Review of The Man Who Invented Fiction: How Cervantes Ushered in the Modern World

Don Quixote is a novel which will never cease to be discussed, written about, or presented through art. Its protagonist captures the mind of both young and old alike, and its ideas and themes reverberate across generations and cultures. Cervantes’s classic, to put it simply, compels people to talk — to share ideas, arguments, perspectives. William Egginton’s The Man Who Invented Fiction: How Cervantes Ushered in the Modern World is one of the newest books about Cervantes and his time; and like Ilan Stavans’s also recent, and very entertaining, Quixote: The Novel and the World (2015), it contains elements of fun and adventure while still being informative and generally insightful.

In The Man Who Invented Fiction, Egginton examines the life of Cervantes (1547-1616) and the cultural and political backdrop of his time, with the aim of understanding how Cervantes “was able to achieve the innovation that he did.” As the subtitle of the book makes clear, Egginton believes not only that Cervantes was a man of immense talent and the inventor of fiction, but that he was pivotal in bringing in the modern world. Two bold claims — and certainly ones that not everyone will be convinced of by the end of the book.

Egginton intersperses narrative biography with analysis of Cervantes’s works. This combination makes for a nice blend, as the reader gains a lively feel for the 16th-century European world alongside Cervantes’s interaction and development within that world. Egginton’s prose throughout the book is always readable, and a dry, scholarly tone which might just have easily pervaded the pages is almost entirely absent.
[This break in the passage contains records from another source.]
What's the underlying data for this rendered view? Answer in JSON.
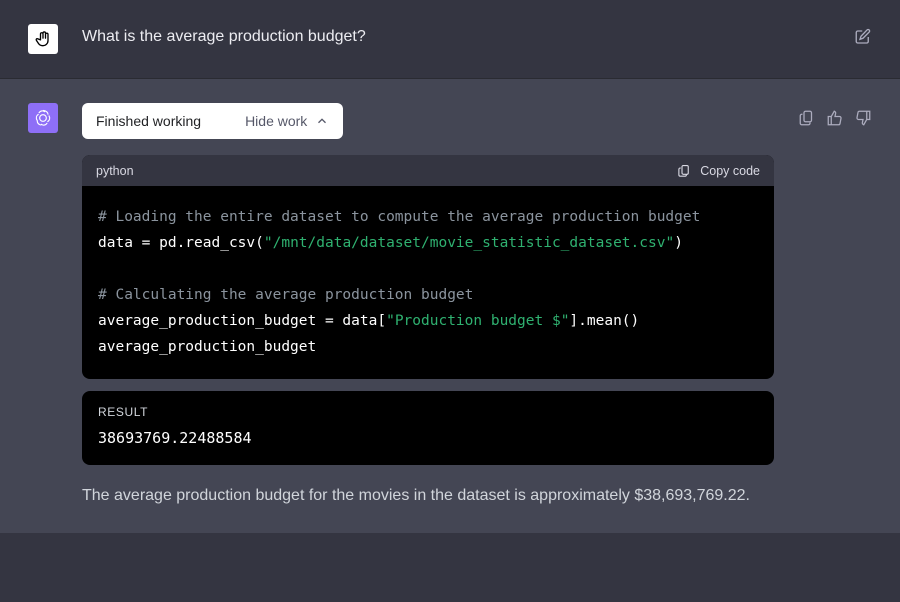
{
  "user": {
    "question": "What is the average production budget?"
  },
  "assistant": {
    "toggle": {
      "status": "Finished working",
      "action": "Hide work"
    },
    "code": {
      "language": "python",
      "copy_label": "Copy code",
      "line1_comment": "# Loading the entire dataset to compute the average production budget",
      "line2_prefix": "data = pd.read_csv(",
      "line2_string": "\"/mnt/data/dataset/movie_statistic_dataset.csv\"",
      "line2_suffix": ")",
      "line3_blank": "",
      "line4_comment": "# Calculating the average production budget",
      "line5_prefix": "average_production_budget = data[",
      "line5_string": "\"Production budget $\"",
      "line5_suffix": "].mean()",
      "line6": "average_production_budget"
    },
    "result": {
      "label": "RESULT",
      "value": "38693769.22488584"
    },
    "answer": "The average production budget for the movies in the dataset is approximately $38,693,769.22."
  }
}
Regarding Cervantes’s world, 16th-century Spain was experiencing radical change. The literacy rate was rising; the scientific thought of Copernicus and others had brought in new notions about objectivity and the earth’s place in the universe; ambitious nation states were beginning to form and grow; and the emergence of the modern theater was taking root. All of this contributed to a gradual, but fundamental, change in how people conceived of both themselves and the world around them. As Egginton encapsulates it with regard to Cervantes, “The style he invented was the expression of a world in flux, and he helped give that flux a literary shape.”

But how exactly did he do this? And what was it about Cervantes as a person that enabled him to create such ingenious literary works?

There was, first of all, Cervantes’s personality. Eggington emphasizes Cervantes’s resilience in the face of myriad disappointments, hardships, and even downright cruelty at the hands of his own government. But Cervantes, remarkably, never succumbed to the butcheries of the world or let it inure him. Instead, the experiences led him to seek “understanding, sympathy, and kindness” among his fellow human beings. And, equally important, they spurred Cervantes’s curiosity in better understanding the many complex roles which people play. Egginton is right to emphasize the strength of Cervantes’s personality throughout the book; his five years of captivity at Algiers, for instance (chapter 4), shows the truly impressive strength of his character and unwillingness to lower his integrity.

Beyond personality, Cervantes executed literary maneuvers that, though employed by predecessors and contemporaries to a degree, Cervantes’s used in such a way that pushed him into new territory — or so Egginton argues. Egginton takes passages from Desiderius Erasmus and Torquato Tasso (among others) to compare with passages of Cervantes. The analysis is not as revealing or convincing as Egginton seems to think, but they do show to a degree where Cervantes does something different.

Also on the matter of Cervantes’s literary ingenuity is the wealth of experience he gained from writing for the theater. (Egginton astutely shows how all of the genres Cervantes engaged with — poetry, theater, satire, picaresque novel — helped him to craft Don Quixote.) The theater, as mentioned, was coming into existence in the 16th century —  in Spain and England particular — and Cervantes took full advantage of this development. His acquaintance with the stage proved invaluable in the maturity and evolution of his thought and literary creations. As Egginton writes, “Using the techniques of the stage, he would start to create characters whose startling realism, ironic awareness and vivid emotion burst forth from their inability to recognize themselves in that farce.”

Egginton’s book is on the whole an entertaining and informative one. Though some of the speculations involved in putting together a narrative biography can verge on annoying, this can be overlooked in recognizing that Egginton provides for the reader a vivid picture of Cervantes’s personal world. Also well done is the attention Egginton gives to Cervantes’s oeuvre. Though readers will of course be familiar with Don Quixote, lesser known works, like the autobiographical Journey to Parnassus, are also given much attention.

The main downside of the book stems from the fact that virtually all of Egginton’s arguments are in subservience to the grandiose claim that Cervantes invented fiction and “ushered in the modern world.” No surprise here, given that this is the thesis of the book. But it has the unfortunate consequence that otherwise interesting arguments and analyses often feel strained in order to support a wild and unnecessary thesis. After all, such lofty claims need not be argued for — or held — in order for one to appreciate and acknowledge the enormous influence that Cervantes has had. Egginton is of course free to write the book he wants, but it’s hard not to feel that it would have been a more instructive, more insightful account of Cervantes’s life and writing had he done away with the (overly) bold claim.